Keep in mind a few basics about floor plans as you inspect houses. Stand in the entrance and try to imagine yourself going about the daily routine. Consider, for example, a hypothetical trip home with bags of groceries. Where will you park? Will you have to carry the load up stairs? Must you go through the living room? Is there a handy counter near the refrigerator for unloading?
If you have an infant, you sleep with your door open, and you want to stay within earshot. In a year or two, though, you will value a private, quiet bedroom. Check whether the master bedroom is separated from the others by a zone of closets, hall, or baths. (The best floor plans incorporate such buffers for all bedrooms.)

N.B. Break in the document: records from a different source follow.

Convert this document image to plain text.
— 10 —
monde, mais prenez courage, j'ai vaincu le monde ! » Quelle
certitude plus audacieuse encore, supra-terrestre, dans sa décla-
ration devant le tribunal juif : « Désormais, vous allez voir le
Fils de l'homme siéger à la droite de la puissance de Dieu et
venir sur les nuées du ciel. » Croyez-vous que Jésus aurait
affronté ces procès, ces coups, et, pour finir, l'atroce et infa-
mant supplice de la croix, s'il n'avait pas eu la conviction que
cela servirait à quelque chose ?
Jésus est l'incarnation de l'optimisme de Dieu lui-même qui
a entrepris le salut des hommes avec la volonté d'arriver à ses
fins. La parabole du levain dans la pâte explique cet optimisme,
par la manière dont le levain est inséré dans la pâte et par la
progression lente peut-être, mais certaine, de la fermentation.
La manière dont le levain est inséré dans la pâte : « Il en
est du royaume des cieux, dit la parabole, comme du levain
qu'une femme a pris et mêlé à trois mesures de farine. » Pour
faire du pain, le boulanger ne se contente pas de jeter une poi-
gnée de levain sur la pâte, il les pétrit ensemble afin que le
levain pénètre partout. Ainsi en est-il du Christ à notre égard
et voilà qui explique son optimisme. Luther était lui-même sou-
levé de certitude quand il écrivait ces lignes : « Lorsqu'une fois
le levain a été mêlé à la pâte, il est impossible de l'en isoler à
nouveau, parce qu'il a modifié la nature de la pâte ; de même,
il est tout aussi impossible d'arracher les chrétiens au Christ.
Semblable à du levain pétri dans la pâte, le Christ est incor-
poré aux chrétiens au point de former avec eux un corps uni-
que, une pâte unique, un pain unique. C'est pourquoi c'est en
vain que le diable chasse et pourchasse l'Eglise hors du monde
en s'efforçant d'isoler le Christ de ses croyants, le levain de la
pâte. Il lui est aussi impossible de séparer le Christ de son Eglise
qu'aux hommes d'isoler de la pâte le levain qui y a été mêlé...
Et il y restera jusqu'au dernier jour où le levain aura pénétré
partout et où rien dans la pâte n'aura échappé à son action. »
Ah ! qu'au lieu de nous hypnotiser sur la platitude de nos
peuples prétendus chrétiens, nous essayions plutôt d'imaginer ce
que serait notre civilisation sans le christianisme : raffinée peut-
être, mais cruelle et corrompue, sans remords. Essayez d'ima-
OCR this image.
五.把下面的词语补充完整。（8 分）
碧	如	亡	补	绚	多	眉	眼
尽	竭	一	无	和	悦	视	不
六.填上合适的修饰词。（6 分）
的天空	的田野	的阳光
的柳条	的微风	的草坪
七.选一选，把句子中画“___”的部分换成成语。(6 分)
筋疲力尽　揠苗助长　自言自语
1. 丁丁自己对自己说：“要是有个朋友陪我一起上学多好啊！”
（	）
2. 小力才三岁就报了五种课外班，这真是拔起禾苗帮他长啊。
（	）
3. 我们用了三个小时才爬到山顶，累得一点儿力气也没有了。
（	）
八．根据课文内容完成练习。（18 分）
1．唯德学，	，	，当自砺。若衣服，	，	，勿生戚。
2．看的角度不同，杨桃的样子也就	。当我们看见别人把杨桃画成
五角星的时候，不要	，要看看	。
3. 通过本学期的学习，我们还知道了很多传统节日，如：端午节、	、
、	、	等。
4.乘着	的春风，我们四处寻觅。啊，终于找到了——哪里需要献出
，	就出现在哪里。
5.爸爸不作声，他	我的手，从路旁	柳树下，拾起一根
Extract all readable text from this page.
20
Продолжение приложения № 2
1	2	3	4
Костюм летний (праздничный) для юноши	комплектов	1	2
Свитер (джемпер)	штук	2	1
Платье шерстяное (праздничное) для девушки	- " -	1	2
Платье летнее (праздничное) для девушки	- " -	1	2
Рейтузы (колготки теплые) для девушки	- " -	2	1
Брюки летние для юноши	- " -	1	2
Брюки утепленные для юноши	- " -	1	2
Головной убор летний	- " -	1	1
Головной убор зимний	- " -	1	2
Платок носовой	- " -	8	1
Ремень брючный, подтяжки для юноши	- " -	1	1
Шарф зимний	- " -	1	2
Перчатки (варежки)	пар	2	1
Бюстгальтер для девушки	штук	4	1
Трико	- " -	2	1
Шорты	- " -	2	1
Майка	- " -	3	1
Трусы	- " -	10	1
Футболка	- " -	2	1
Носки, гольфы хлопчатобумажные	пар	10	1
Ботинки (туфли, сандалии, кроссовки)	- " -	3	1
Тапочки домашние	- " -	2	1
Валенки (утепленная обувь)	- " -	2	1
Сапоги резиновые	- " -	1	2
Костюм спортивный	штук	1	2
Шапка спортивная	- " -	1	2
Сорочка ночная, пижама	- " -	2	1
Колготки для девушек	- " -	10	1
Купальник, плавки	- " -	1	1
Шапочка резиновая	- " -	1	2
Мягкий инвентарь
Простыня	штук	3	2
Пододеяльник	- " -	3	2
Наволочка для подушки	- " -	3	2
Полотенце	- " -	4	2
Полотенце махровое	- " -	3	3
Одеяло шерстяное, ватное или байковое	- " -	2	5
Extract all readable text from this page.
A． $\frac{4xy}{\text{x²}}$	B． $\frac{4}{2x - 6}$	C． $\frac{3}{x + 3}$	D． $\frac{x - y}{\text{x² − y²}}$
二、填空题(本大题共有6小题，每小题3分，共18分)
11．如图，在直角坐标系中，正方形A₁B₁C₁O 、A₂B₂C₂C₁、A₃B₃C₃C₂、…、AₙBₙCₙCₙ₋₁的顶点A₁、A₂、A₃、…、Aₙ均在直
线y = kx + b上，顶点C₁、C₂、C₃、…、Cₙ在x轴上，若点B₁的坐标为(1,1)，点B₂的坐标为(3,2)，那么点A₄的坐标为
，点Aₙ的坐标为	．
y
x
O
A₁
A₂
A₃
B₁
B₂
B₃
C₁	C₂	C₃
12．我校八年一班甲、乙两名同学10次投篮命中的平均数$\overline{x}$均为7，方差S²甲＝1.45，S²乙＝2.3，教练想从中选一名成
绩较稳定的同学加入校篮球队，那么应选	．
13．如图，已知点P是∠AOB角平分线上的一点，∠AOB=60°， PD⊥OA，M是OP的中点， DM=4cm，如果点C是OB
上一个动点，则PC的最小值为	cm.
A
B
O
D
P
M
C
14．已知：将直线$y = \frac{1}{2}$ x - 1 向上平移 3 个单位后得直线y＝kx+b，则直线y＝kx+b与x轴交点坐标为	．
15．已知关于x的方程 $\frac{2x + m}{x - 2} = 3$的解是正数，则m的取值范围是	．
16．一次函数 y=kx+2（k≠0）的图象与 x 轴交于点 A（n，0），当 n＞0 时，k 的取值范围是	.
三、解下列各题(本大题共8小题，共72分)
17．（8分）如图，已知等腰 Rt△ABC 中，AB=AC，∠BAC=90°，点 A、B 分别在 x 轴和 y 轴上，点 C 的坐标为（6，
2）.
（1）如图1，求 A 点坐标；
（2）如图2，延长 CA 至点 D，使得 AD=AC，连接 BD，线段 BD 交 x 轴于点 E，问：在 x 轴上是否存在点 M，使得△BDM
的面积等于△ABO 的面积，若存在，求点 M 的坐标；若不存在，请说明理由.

If the front door opens directly into the living room, a house in the North will eventually need a small enclosed foyer to shield the thermostat from icy blasts. Then imagine yourselves in mid summer, eating out on the enclosed porch or patio. Will it be easy to serve from the kitchen, without risking spills on the living room carpet en route?
Check the kitchen for sufficient counter and cupboard space. Double-check for a place to put things down, not only next to the refrigerator but also at the stove and sink. Even if you are resigned to a small Pullman kitchen and plan to eat in the dining room, look for enough space in the kitchen for a high chair, or a stool for a chatty guest.
Give a house extra points if you don't have to go through the living room to reach other areas. A dead-end living room makes for relaxation and tends to stay neat. Look for the convenience of an outside entrance to the basement and a small outside door to the garage.
An engineer's inspection can help you evaluate condition, which is particularly valuable with an older home. But you are the only one who can judge whether a floor plan fits your lifestyle.